Your check in experience seemed pretty routine. No matter how anyone’s dressed you’ll be asked for your ID. Many times they check with another manager and have hushed consultations. Nothing out of the ordinary. And you are in California after all. There can be repercussions for not complying with proper gender pronouns and other things. People can become unemployed there for the smallest of things. Then you got your key and cookie, Your “somewhat hollow, consolation prize.” Yet, the experience you described was identical to one I went through every time I stayed there. In fact I used to stop there weekly even if I wasn’t a guest, and use their nice restrooms and grab a coffee. Once - security asked me - “I see you here every Monday…are you a guest?” I told him sometimes but not now, just restroom break and buy a coffee. He said have a nice day sir. As I got in my car I thought: This place is really on top of things. It gave me a good feeling.
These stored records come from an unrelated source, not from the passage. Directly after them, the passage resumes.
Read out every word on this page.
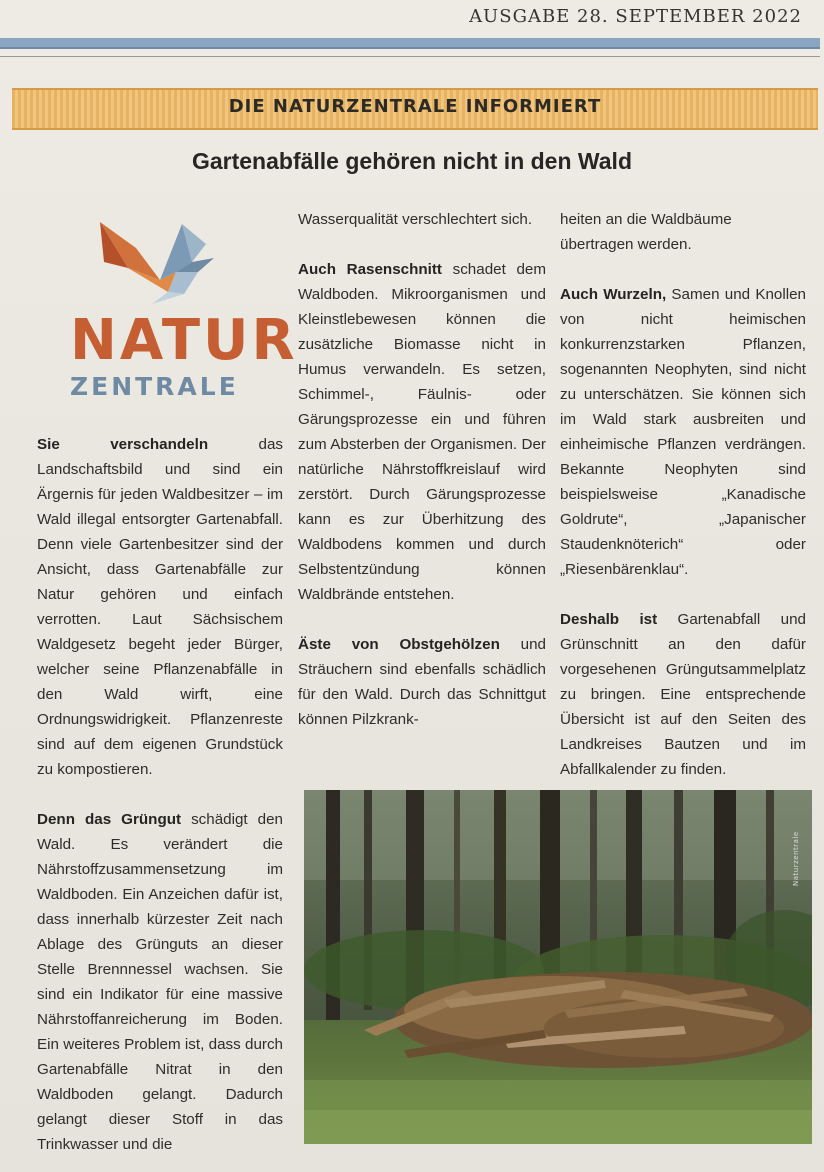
AUSGABE 28. SEPTEMBER 2022
DIE NATURZENTRALE INFORMIERT
Gartenabfälle gehören nicht in den Wald
NATUR
ZENTRALE

Sie verschandeln das Landschaftsbild und sind ein Ärgernis für jeden Waldbesitzer – im Wald illegal entsorgter Gartenabfall. Denn viele Gartenbesitzer sind der Ansicht, dass Gartenabfälle zur Natur gehören und einfach verrotten. Laut Sächsischem Waldgesetz begeht jeder Bürger, welcher seine Pflanzenabfälle in den Wald wirft, eine Ordnungswidrigkeit. Pflanzenreste sind auf dem eigenen Grundstück zu kompostieren.

Denn das Grüngut schädigt den Wald. Es verändert die Nährstoffzusammensetzung im Waldboden. Ein Anzeichen dafür ist, dass innerhalb kürzester Zeit nach Ablage des Grünguts an dieser Stelle Brennnessel wachsen. Sie sind ein Indikator für eine massive Nährstoffanreicherung im Boden. Ein weiteres Problem ist, dass durch Gartenabfälle Nitrat in den Waldboden gelangt. Dadurch gelangt dieser Stoff in das Trinkwasser und die

Wasserqualität verschlechtert sich.

Auch Rasenschnitt schadet dem Waldboden. Mikroorganismen und Kleinstlebewesen können die zusätzliche Biomasse nicht in Humus verwandeln. Es setzen, Schimmel-, Fäulnis- oder Gärungsprozesse ein und führen zum Absterben der Organismen. Der natürliche Nährstoffkreislauf wird zerstört. Durch Gärungsprozesse kann es zur Überhitzung des Waldbodens kommen und durch Selbstentzündung können Waldbrände entstehen.

Äste von Obstgehölzen und Sträuchern sind ebenfalls schädlich für den Wald. Durch das Schnittgut können Pilzkrank-

heiten an die Waldbäume übertragen werden.

Auch Wurzeln, Samen und Knollen von nicht heimischen konkurrenzstarken Pflanzen, sogenannten Neophyten, sind nicht zu unterschätzen. Sie können sich im Wald stark ausbreiten und einheimische Pflanzen verdrängen. Bekannte Neophyten sind beispielsweise „Kanadische Goldrute“, „Japanischer Staudenknöterich“ oder „Riesenbärenklau“.

Deshalb ist Gartenabfall und Grünschnitt an den dafür vorgesehenen Grüngutsammelplatz zu bringen. Eine entsprechende Übersicht ist auf den Seiten des Landkreises Bautzen und im Abfallkalender zu finden.

Naturzentrale
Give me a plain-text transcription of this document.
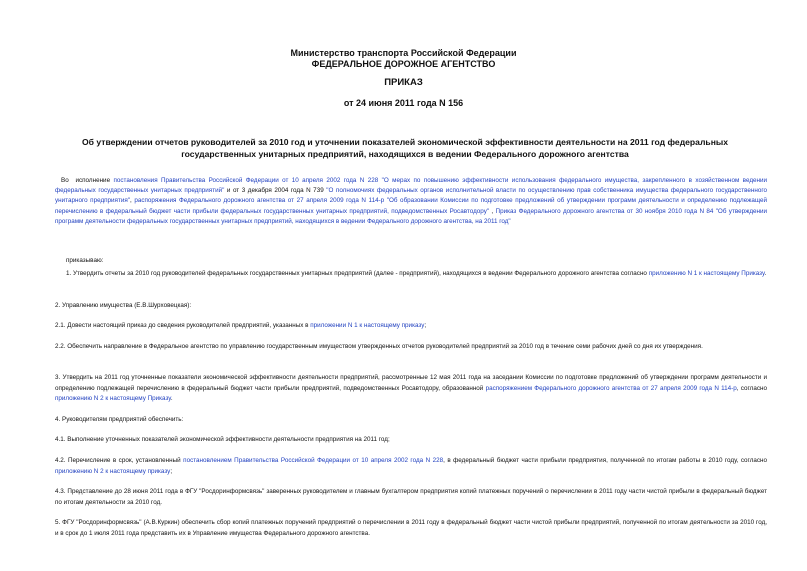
Министерство транспорта Российской Федерации
ФЕДЕРАЛЬНОЕ ДОРОЖНОЕ АГЕНТСТВО
ПРИКАЗ
от 24 июня 2011 года N 156
Об утверждении отчетов руководителей за 2010 год и уточнении показателей экономической эффективности деятельности на 2011 год федеральных государственных унитарных предприятий, находящихся в ведении Федерального дорожного агентства
Во исполнение постановления Правительства Российской Федерации от 10 апреля 2002 года N 228 "О мерах по повышению эффективности использования федерального имущества, закрепленного в хозяйственном ведении федеральных государственных унитарных предприятий" и от 3 декабря 2004 года N 739 "О полномочиях федеральных органов исполнительной власти по осуществлению прав собственника имущества федерального государственного унитарного предприятия", распоряжения Федерального дорожного агентства от 27 апреля 2009 года N 114-р "Об образовании Комиссии по подготовке предложений об утверждении программ деятельности и определению подлежащей перечислению в федеральный бюджет части прибыли федеральных государственных унитарных предприятий, подведомственных Росавтодору" , Приказ Федерального дорожного агентства от 30 ноября 2010 года N 84 "Об утверждении программ деятельности федеральных государственных унитарных предприятий, находящихся в ведении Федерального дорожного агентства, на 2011 год"
приказываю:
1. Утвердить отчеты за 2010 год руководителей федеральных государственных унитарных предприятий (далее - предприятий), находящихся в ведении Федерального дорожного агентства согласно приложению N 1 к настоящему Приказу.
2. Управлению имущества (Е.В.Шурховецкая):
2.1. Довести настоящий приказ до сведения руководителей предприятий, указанных в приложении N 1 к настоящему приказу;
2.2. Обеспечить направление в Федеральное агентство по управлению государственным имуществом утвержденных отчетов руководителей предприятий за 2010 год в течение семи рабочих дней со дня их утверждения.
3. Утвердить на 2011 год уточненные показатели экономической эффективности деятельности предприятий, рассмотренные 12 мая 2011 года на заседании Комиссии по подготовке предложений об утверждении программ деятельности и определению подлежащей перечислению в федеральный бюджет части прибыли предприятий, подведомственных Росавтодору, образованной распоряжением Федерального дорожного агентства от 27 апреля 2009 года N 114-р, согласно приложению N 2 к настоящему Приказу.
4. Руководителям предприятий обеспечить:
4.1. Выполнение уточненных показателей экономической эффективности деятельности предприятия на 2011 год;
4.2. Перечисление в срок, установленный постановлением Правительства Российской Федерации от 10 апреля 2002 года N 228, в федеральный бюджет части прибыли предприятия, полученной по итогам работы в 2010 году, согласно приложению N 2 к настоящему приказу;
4.3. Представление до 28 июня 2011 года в ФГУ "Росдоринформсвязь" заверенных руководителем и главным бухгалтером предприятия копий платежных поручений о перечислении в 2011 году части чистой прибыли в федеральный бюджет по итогам деятельности за 2010 год.
5. ФГУ "Росдоринформсвязь" (А.В.Куркин) обеспечить сбор копий платежных поручений предприятий о перечислении в 2011 году в федеральный бюджет части чистой прибыли предприятий, полученной по итогам деятельности за 2010 год, и в срок до 1 июля 2011 года представить их в Управление имущества Федерального дорожного агентства.
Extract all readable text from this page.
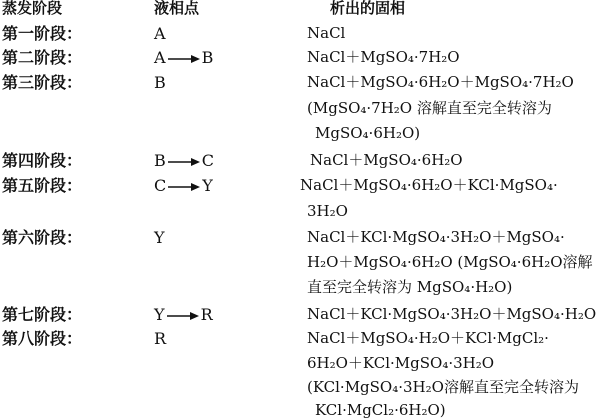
蒸发阶段	液相点	析出的固相
第一阶段：	A	NaCl
第二阶段：	A B	NaCl＋MgSO₄·7H₂O
第三阶段：	B	NaCl＋MgSO₄·6H₂O＋MgSO₄·7H₂O
(MgSO₄·7H₂O 溶解直至完全转溶为
MgSO₄·6H₂O)
第四阶段：	B C	NaCl＋MgSO₄·6H₂O
第五阶段：	C Y	NaCl＋MgSO₄·6H₂O＋KCl·MgSO₄·
3H₂O
第六阶段：	Y	NaCl＋KCl·MgSO₄·3H₂O＋MgSO₄·
H₂O＋MgSO₄·6H₂O (MgSO₄·6H₂O溶解
直至完全转溶为 MgSO₄·H₂O)
第七阶段：	Y R	NaCl＋KCl·MgSO₄·3H₂O＋MgSO₄·H₂O
第八阶段：	R	NaCl＋MgSO₄·H₂O＋KCl·MgCl₂·
6H₂O＋KCl·MgSO₄·3H₂O
(KCl·MgSO₄·3H₂O溶解直至完全转溶为
KCl·MgCl₂·6H₂O)
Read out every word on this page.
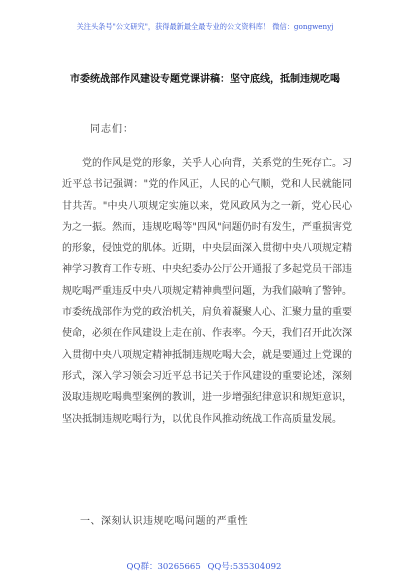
关注头条号"公文研究"，获得最新最全最专业的公文资料库！ 微信：gongwenyj
市委统战部作风建设专题党课讲稿：坚守底线，抵制违规吃喝
同志们：
党的作风是党的形象，关乎人心向背，关系党的生死存亡。习近平总书记强调："党的作风正，人民的心气顺，党和人民就能同甘共苦。"中央八项规定实施以来，党风政风为之一新，党心民心为之一振。然而，违规吃喝等"四风"问题仍时有发生，严重损害党的形象，侵蚀党的肌体。近期，中央层面深入贯彻中央八项规定精神学习教育工作专班、中央纪委办公厅公开通报了多起党员干部违规吃喝严重违反中央八项规定精神典型问题，为我们敲响了警钟。市委统战部作为党的政治机关，肩负着凝聚人心、汇聚力量的重要使命，必须在作风建设上走在前、作表率。今天，我们召开此次深入贯彻中央八项规定精神抵制违规吃喝大会，就是要通过上党课的形式，深入学习领会习近平总书记关于作风建设的重要论述，深刻汲取违规吃喝典型案例的教训，进一步增强纪律意识和规矩意识，坚决抵制违规吃喝行为，以优良作风推动统战工作高质量发展。
一、深刻认识违规吃喝问题的严重性
QQ群：30265665 QQ号:535304092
I guess what I’m curious about here is this: When we girls go out in our femme modes - what do we expect? What should have happened different at check in for you Katie? Because I don’t see how your experience was anxiety inducing in the least. Surely we all expect we’re going to be a little nervous at the idea of going out in public? You ate at Black Bear dressed before you checked in…that’s a way bolder move to me.
It was a very well written piece about going out into the maddening crowds. It helps us realize what things we may encounter while out. But it did make me think about what is it some of us girls are expecting from the public? I’m of the mindset that most of the working stiffs out there are trying to do the best they can at their jobs. Most of the time their job is probably pretty routine and boring. A crossdresser or Trans individual entering the premises is certainly going to be a break from the usual and really stand out. That’ll be the dinner time conversation at home that night. “Hey, a trans person came in today….” Shouldn’t we expect that to be the case, allow for it and be okay with it? I know I would be.
Heck, I can imagine myself checking in there as Grace and at the first hesitation where they’re doing a double take when checking my ID telling the person: “Yeah, I’m a dude trying to look like a lady. And then cracking up laughing!”
GP
Great story Katie!
I know the group that put on the event and they are WONDERFUL! Been to a couple of their events, but didn't make it to Sparkle this year. Between the girls on this site, and the group in Sacramento, I have found so much wonderful advice, and courage to go out and just be Nikki!
Thank you for sharing your adventure.
Wow that sounds like a beautiful day Katie!!! I admire your bravery!